Thursday, October 29, 2020

Unfriended: Dark Web

As my wife and I get older, our tolerance for certain film tropes is waning.  She has a problem with sex scenes and with realistic gore.  As far as the gore is concerned, I don't think she's really changed, it's just that special effects got so much better, and it grosses her out.  Regarding sex scenes, her morals haven't changed - she still believes in the right of consenting adults to do whatever makes them happy - she just doesn't want to watch it.

As for me, I'm developing more empathy, and it makes it hard to enjoy horror movies the way I once did.  I don't mind if a few characters get killed, but I feel a lot better about it if they've done something to deserve it.  Watching innocent people get killed is starting to feel less and less like entertainment, and more and more like torture porn.

When I watched the first Unfriended in 2016, I was impressed.  It was an original concept, as fresh as Blair Witch felt when the "found footage" genre was new.  I liked how Unfriended was presented as if your TV screen was the protagonist's laptop.  I liked how you could tell what she was thinking by which tabs she opened, and what searches she made.  I liked how sometimes she would start to type something, then erase it, then type something else - giving us more insight into her thought process than you usually get in a movie.

But something else I liked, though it didn't really dawn on me at the time.  (Spoiler alert)  Everyone who got killed was guilty.  All of the characters were complicit in the events that led to the ghost's suicide, at least to some degree.  In a way, the ghost was the protagonist, and the movie was a revenge story, a la Death Wish.

Now, I'm not necessarily saying that all the characters in Unfriended deserved the death penalty for their part in the girl's suicide.  But their deaths do sting less knowing that they're bad people, and the world isn't any worse off for their absence.

Which brings us to the sequel, Unfriended: Dark Web.  Warning, spoilers follow.  
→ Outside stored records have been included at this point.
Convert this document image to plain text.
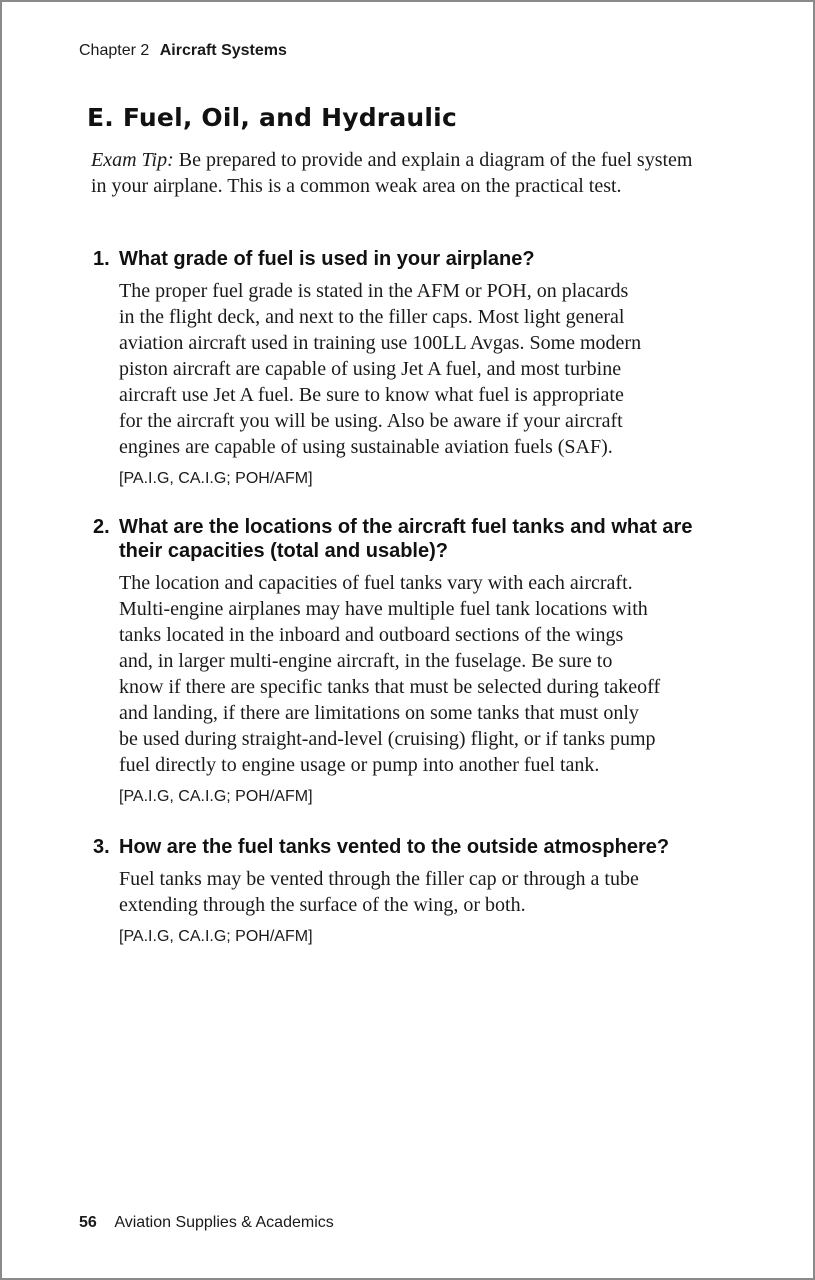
Chapter 2 Aircraft Systems
E. Fuel, Oil, and Hydraulic

Exam Tip: Be prepared to provide and explain a diagram of the fuel system in your airplane. This is a common weak area on the practical test.

1. What grade of fuel is used in your airplane?

The proper fuel grade is stated in the AFM or POH, on placards
in the flight deck, and next to the filler caps. Most light general
aviation aircraft used in training use 100LL Avgas. Some modern
piston aircraft are capable of using Jet A fuel, and most turbine
aircraft use Jet A fuel. Be sure to know what fuel is appropriate
for the aircraft you will be using. Also be aware if your aircraft
engines are capable of using sustainable aviation fuels (SAF).

[PA.I.G, CA.I.G; POH/AFM]

2. What are the locations of the aircraft fuel tanks and what are their capacities (total and usable)?

The location and capacities of fuel tanks vary with each aircraft.
Multi-engine airplanes may have multiple fuel tank locations with
tanks located in the inboard and outboard sections of the wings
and, in larger multi-engine aircraft, in the fuselage. Be sure to
know if there are specific tanks that must be selected during takeoff
and landing, if there are limitations on some tanks that must only
be used during straight-and-level (cruising) flight, or if tanks pump
fuel directly to engine usage or pump into another fuel tank.

[PA.I.G, CA.I.G; POH/AFM]

3. How are the fuel tanks vented to the outside atmosphere?

Fuel tanks may be vented through the filler cap or through a tube
extending through the surface of the wing, or both.

[PA.I.G, CA.I.G; POH/AFM]

56 Aviation Supplies & Academics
First off, U:DW is only a sequel in the sense that it uses the same format.  Once again, the TV screen is the main character's laptop.  Once again, the characters are killed off one by one.  Once again... no wait, that's it.  That's pretty much where the similarities end.

For one thing, it's not a vengeful spirit this time.  It debatable whether there's anything supernatural in U:DW at all, but more on that in a minute.  For another thing, this movie's victims didn't do anything wrong.  Well, okay, the main character stole the laptop from a coffee shop's lost and found, which is what gets the plot going.  But the other characters are innocent and, for the most part, likable.

I don't like that.  The twist at the end (major spoiler) is that the laptop was lost on purpose, by Dark Web hackers, as part of a game.  Apparently they wait until someone takes the laptop, then hunt them down and kill them, along with any potential witnesses.  This is all done for entertainment, with sadistic viewers all over the Dark Web watching this online cat-and-mouse game for fun.

Okay, but what about all this am I supposed to find fun?  If the Dark Webbers are presented as evil for watching this kind of thing, what does that say about me if I find the movie enjoyable?  Granted, to me it's fiction, while to the story's fictional viewers, real people are getting killed.  I get that.  But still, it almost feels like the movie's meta statement is, only evil people enjoy watching this kind of setup.

Another complaint I have has to do with continuity.  It feels like the writers couldn't decide whether the killer was going to be supernatural or not.  For 99% of the movie, I'm confident that the bad guys are just super hackers.  But there's this special effect that happens whenever they're on camera.  Their presence causes the cameras to glitch.  

Okay, so maybe they're carrying some sort of device that plays with camera frequencies.  But there's one scene that challenges that theory.  It's filmed from the ground, when a bad guy pushes someone off a roof.  Even from that distance, the killer glitches and warps in a way that really shouldn't happen if nothing supernatural is involved.

But who knows.  Regardless of whether the killers are using high technology or a pact with demons, this movie just didn't do it for me the way the first one did.  The interface is still cool, but I've already seen it.  There's nothing really innovative here, nothing that improves on the original, and nothing that would make me want to see it a second time.

Bottom line:  It's not terrible, but I'd rather just rewatch the first one.